In this proceeding, instituted by the administrator under section 211-b of the Surrogate’s Court Act, to determine the validity of certain claims which were presented to him, a question of law was raised at the outset, namely, whether the claimants could recover under any circumstances.
The testimony thus far submitted by the claimant attorney reveals the following facts. The decedent had been judicially declared incompetent. She was not restricted in her movements and had the use of certain limited funds. In May or June, 1962, she consulted the claimant attorney with respect to vacating the adjudication and restoring her property to her. She explained that she had been adjudicated an incompetent during the prior year, that a committee had been appointed for her, but that she believed the adjudication to have been unjustified. The attorney told her that if she would submit to examination by competent psychiatrists and was found by them to be competent, he would undertake proceedings in her behalf. The decedent agreed to co-operate. There was substantial investigation by the attorney, several conferences with the decedent, and services rendered by psychiatrists, whose claims have also been submitted to the administrator. At this point in the trial, the administrator argued that the facts established that there was no right at all on the part of any of the claimants to recover because the decedent was legally incompetent to make a contract or to incur such obligations. The question of law was submitted to the court for determination prior to further hearing. It would appear that the decedent’s death took place before the proceeding to vacate the adjudication could move forward very far.
There is no doubt that the claimants may not recover on the theory of a contract by the decedent to pay for services arising out of her retainer of the claimants. ‘ ‘ The law is well settled that a lunatic whose lunacy has been judicially determined and for whom a Committee had been appointed, is incapable of entering into any contract, and that any contract which he may assume to make while in that situation, is absolutely void.” (Carter v. Beckwith, 128 N. Y. 312, 316.) However, the rule also appears to be well settled that the court does have authority to direct payment from the incompetent’s property for services that were of value to him, were reasonable in amount and were rendered *1034in good faith. The exercise by a court of its authority to deprive a person of his liberty and his property on the ground of his mental incompetency is, as the Court of Appeals, has stated, “ the exercise of a supreme power, and should be surrounded by all reasonable safeguards to prevent mistake or fraud”, and when in a case which is presented to the court ‘1 there is reasonable ground to inquire whether the lunacy still continues, it is highly important for the protection of the rights of the party that he should be afforded all reasonable facilities for the prosecution of the inquiry, and it cannot, we think, be doubted that the court has the power on an application to supersede the commission, where it is convinced that there is probable cause, or even, in a doubtful case, to make the reasonable costs and expenses of the traverse a charge upon the lunatic’s estate, and this although the traverse prove unsuccessful.” (Carter v. Beckwith, supra, p. 319.)

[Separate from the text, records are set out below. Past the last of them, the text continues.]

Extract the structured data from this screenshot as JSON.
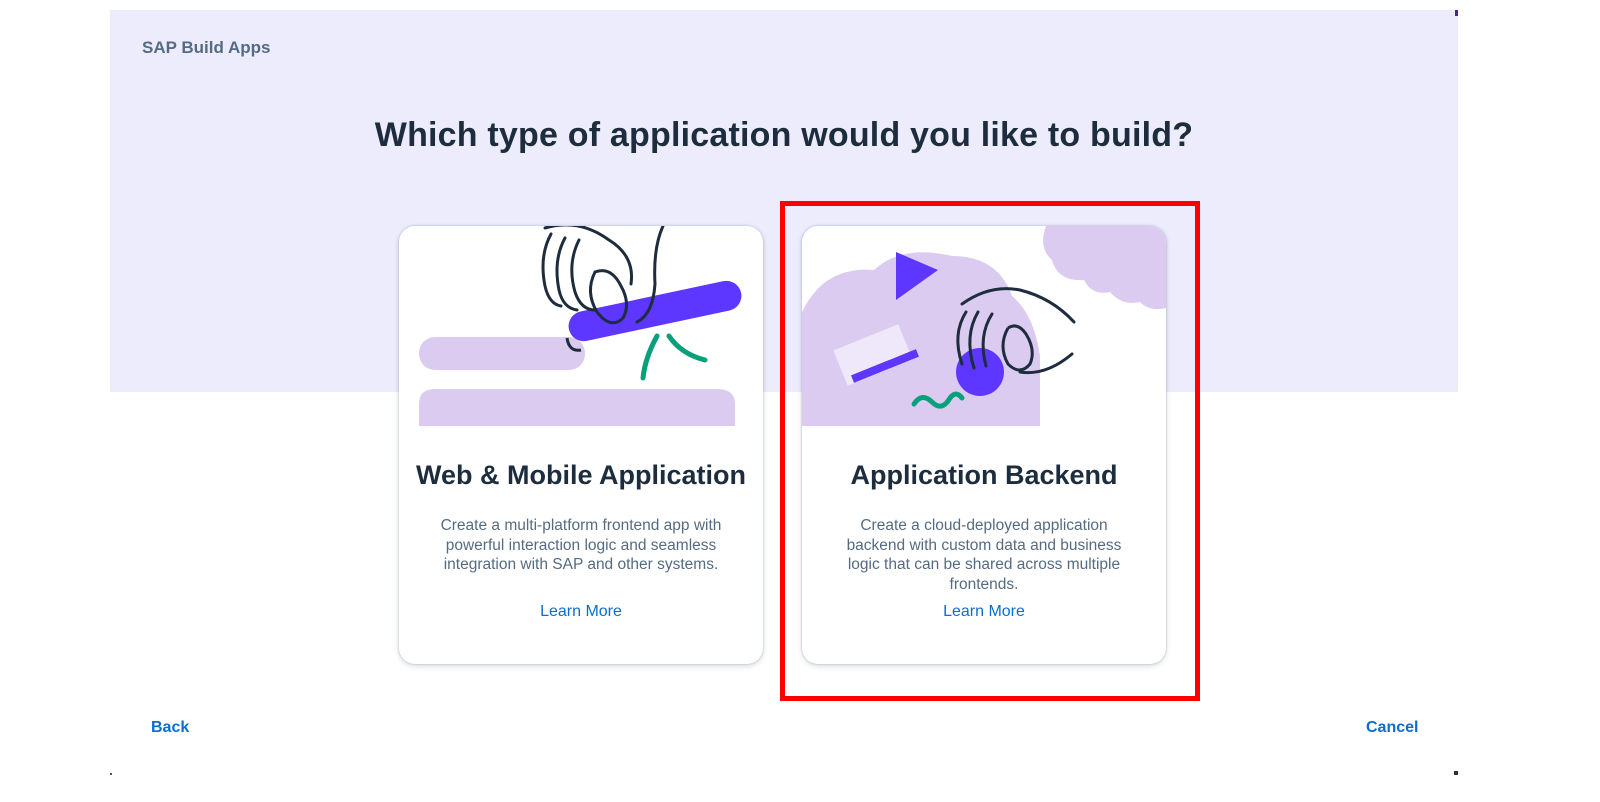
{
  "header": {
    "app_name": "SAP Build Apps"
  },
  "main": {
    "question": "Which type of application would you like to build?",
    "cards": [
      {
        "title": "Web & Mobile Application",
        "description": "Create a multi-platform frontend app with powerful interaction logic and seamless integration with SAP and other systems.",
        "link": "Learn More",
        "icon": "hand-holding-bar-illustration"
      },
      {
        "title": "Application Backend",
        "description": "Create a cloud-deployed application backend with custom data and business logic that can be shared across multiple frontends.",
        "link": "Learn More",
        "icon": "hand-holding-circle-illustration"
      }
    ]
  },
  "footer": {
    "back_label": "Back",
    "cancel_label": "Cancel"
  },
  "colors": {
    "hero_bg": "#ececfd",
    "accent_purple": "#5d36ff",
    "soft_lilac": "#dccbf0",
    "teal": "#07a07b",
    "link_blue": "#0a6ed1",
    "highlight_red": "#ff0000"
  }
}
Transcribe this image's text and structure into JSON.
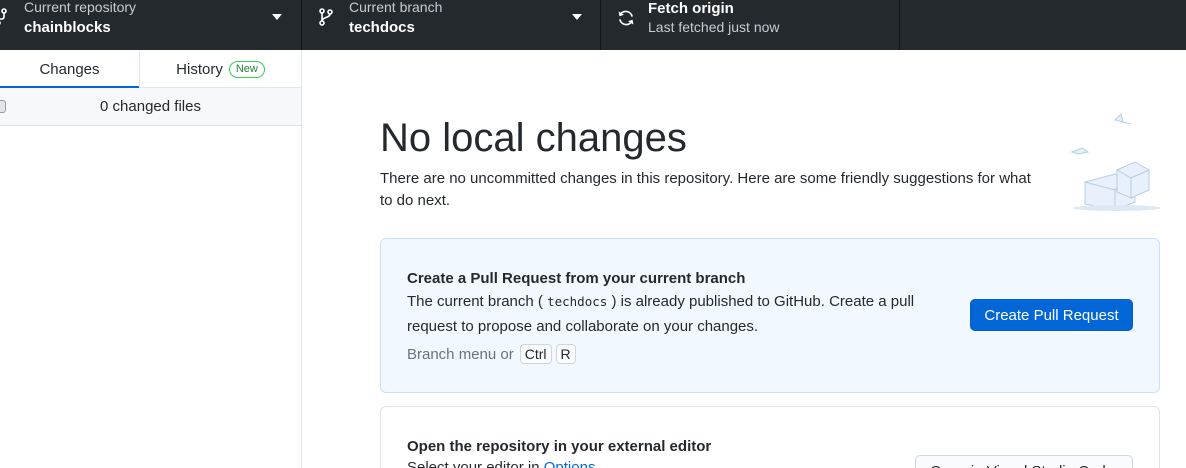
{
  "toolbar": {
    "repository": {
      "label": "Current repository",
      "value": "chainblocks",
      "icon": "repo-icon"
    },
    "branch": {
      "label": "Current branch",
      "value": "techdocs",
      "icon": "git-branch-icon"
    },
    "fetch": {
      "title": "Fetch origin",
      "status": "Last fetched just now",
      "icon": "sync-icon"
    }
  },
  "sidebar": {
    "tabs": [
      {
        "label": "Changes",
        "active": true
      },
      {
        "label": "History",
        "badge": "New",
        "active": false
      }
    ],
    "changed_files": "0 changed files"
  },
  "main": {
    "heading": "No local changes",
    "intro": "There are no uncommitted changes in this repository. Here are some friendly suggestions for what to do next.",
    "pull_request_card": {
      "title": "Create a Pull Request from your current branch",
      "desc_before": "The current branch (",
      "branch_code": "techdocs",
      "desc_after": ") is already published to GitHub. Create a pull request to propose and collaborate on your changes.",
      "hint_prefix": "Branch menu or",
      "shortcut_keys": [
        "Ctrl",
        "R"
      ],
      "button": "Create Pull Request"
    },
    "editor_card": {
      "title": "Open the repository in your external editor",
      "desc_prefix": "Select your editor in",
      "desc_link": "Options",
      "button": "Open in Visual Studio Code"
    }
  },
  "colors": {
    "toolbar_bg": "#24292e",
    "accent": "#0366d6",
    "card_blue_bg": "#f1f8ff",
    "badge_green": "#22863a"
  }
}
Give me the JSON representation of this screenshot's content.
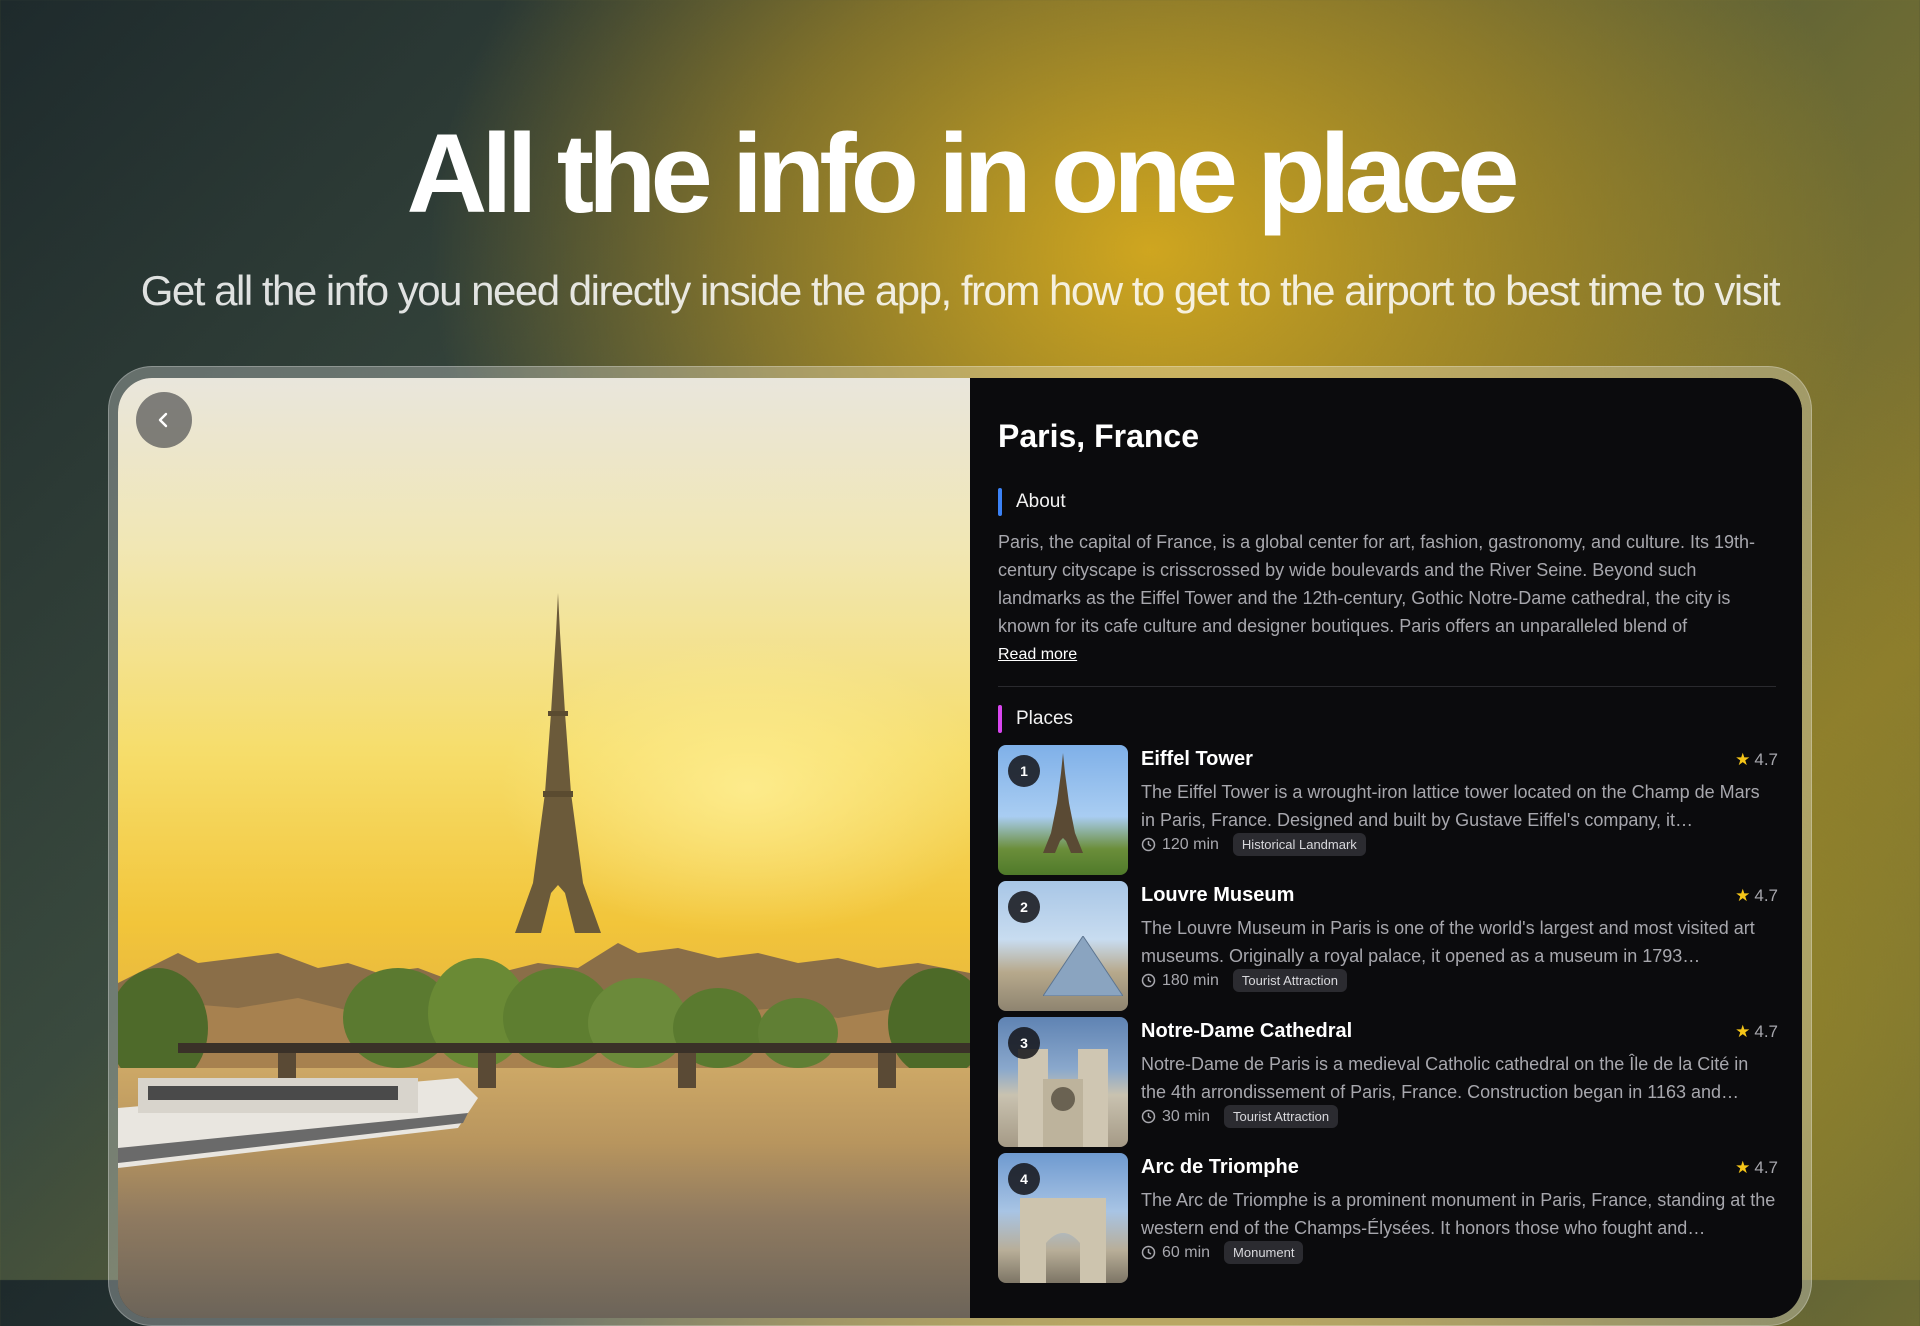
{
  "hero": {
    "title": "All the info in one place",
    "subtitle": "Get all the info you need directly inside the app, from how to get to the airport to best time to visit"
  },
  "colors": {
    "about_accent": "#3b82f6",
    "places_accent": "#d946ef",
    "star": "#f5c518",
    "panel_bg": "#0b0b0d"
  },
  "icons": {
    "back": "chevron-left-icon",
    "clock": "clock-icon",
    "star": "star-icon"
  },
  "city": {
    "name": "Paris, France",
    "about_label": "About",
    "about_text": "Paris, the capital of France, is a global center for art, fashion, gastronomy, and culture. Its 19th-century cityscape is crisscrossed by wide boulevards and the River Seine. Beyond such landmarks as the Eiffel Tower and the 12th-century, Gothic Notre-Dame cathedral, the city is known for its cafe culture and designer boutiques. Paris offers an unparalleled blend of",
    "read_more": "Read more",
    "places_label": "Places"
  },
  "places": [
    {
      "number": "1",
      "name": "Eiffel Tower",
      "rating": "4.7",
      "description": "The Eiffel Tower is a wrought-iron lattice tower located on the Champ de Mars in Paris, France. Designed and built by Gustave Eiffel's company, it…",
      "duration": "120 min",
      "tag": "Historical Landmark"
    },
    {
      "number": "2",
      "name": "Louvre Museum",
      "rating": "4.7",
      "description": "The Louvre Museum in Paris is one of the world's largest and most visited art museums. Originally a royal palace, it opened as a museum in 1793…",
      "duration": "180 min",
      "tag": "Tourist Attraction"
    },
    {
      "number": "3",
      "name": "Notre-Dame Cathedral",
      "rating": "4.7",
      "description": "Notre-Dame de Paris is a medieval Catholic cathedral on the Île de la Cité in the 4th arrondissement of Paris, France. Construction began in 1163 and…",
      "duration": "30 min",
      "tag": "Tourist Attraction"
    },
    {
      "number": "4",
      "name": "Arc de Triomphe",
      "rating": "4.7",
      "description": "The Arc de Triomphe is a prominent monument in Paris, France, standing at the western end of the Champs-Élysées. It honors those who fought and…",
      "duration": "60 min",
      "tag": "Monument"
    }
  ]
}
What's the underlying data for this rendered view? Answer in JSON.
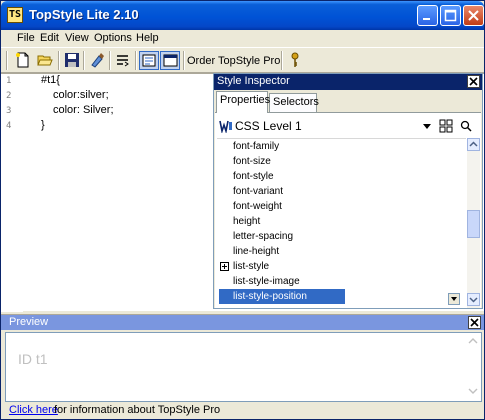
{
  "window": {
    "title": "TopStyle Lite 2.10",
    "icon": "topstyle-app-icon"
  },
  "menu": [
    "File",
    "Edit",
    "View",
    "Options",
    "Help"
  ],
  "toolbar": {
    "order_label": "Order TopStyle Pro"
  },
  "editor": {
    "lines": [
      {
        "num": "1",
        "text": "#t1{"
      },
      {
        "num": "2",
        "text": "color:silver;"
      },
      {
        "num": "3",
        "text": "color: Silver;"
      },
      {
        "num": "4",
        "text": "}"
      }
    ]
  },
  "inspector": {
    "title": "Style Inspector",
    "tabs": [
      "Properties",
      "Selectors"
    ],
    "level": "CSS Level 1",
    "properties": [
      "font-family",
      "font-size",
      "font-style",
      "font-variant",
      "font-weight",
      "height",
      "letter-spacing",
      "line-height",
      "list-style",
      "list-style-image",
      "list-style-position"
    ],
    "selected_property": "list-style-position",
    "expandable_property": "list-style"
  },
  "preview": {
    "title": "Preview",
    "sample_text": "ID t1"
  },
  "status": {
    "link_text": "Click here",
    "rest_text": " for information about TopStyle Pro"
  }
}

The authority to make such allowance would thus seem to rest upon the supervisory power over the incompetent’s property and the duty to use his property for his protection, as well as his maintenance. In Carter v. Beckwith, the court pointed out that during the pendency of the commission, the question whether costs for an unsuccessful traverse should be allowed out of the estate of the incompetent was a question exclusively within the province of the court having jurisdiction over his property, but upon his death, the power of the committee terminates ipso fado and any claim for such allowances must be settled and adjusted in the ordinary course of the administration of his estate, (p. 320). The administration of the estate of the incompetent is now before this court.
The claimants must establish that the services were rendered in good faith, on probable cause and that the amounts requested are reasonable under all of the circumstances (Carter v. Beck-with, supra; Matter of Larner, 170 N. Y. 7, modfg. 68 App. Div. 320).
This matter is accordingly placed upon my calendar for further hearing on June 22,1967, at 11:15 a.m.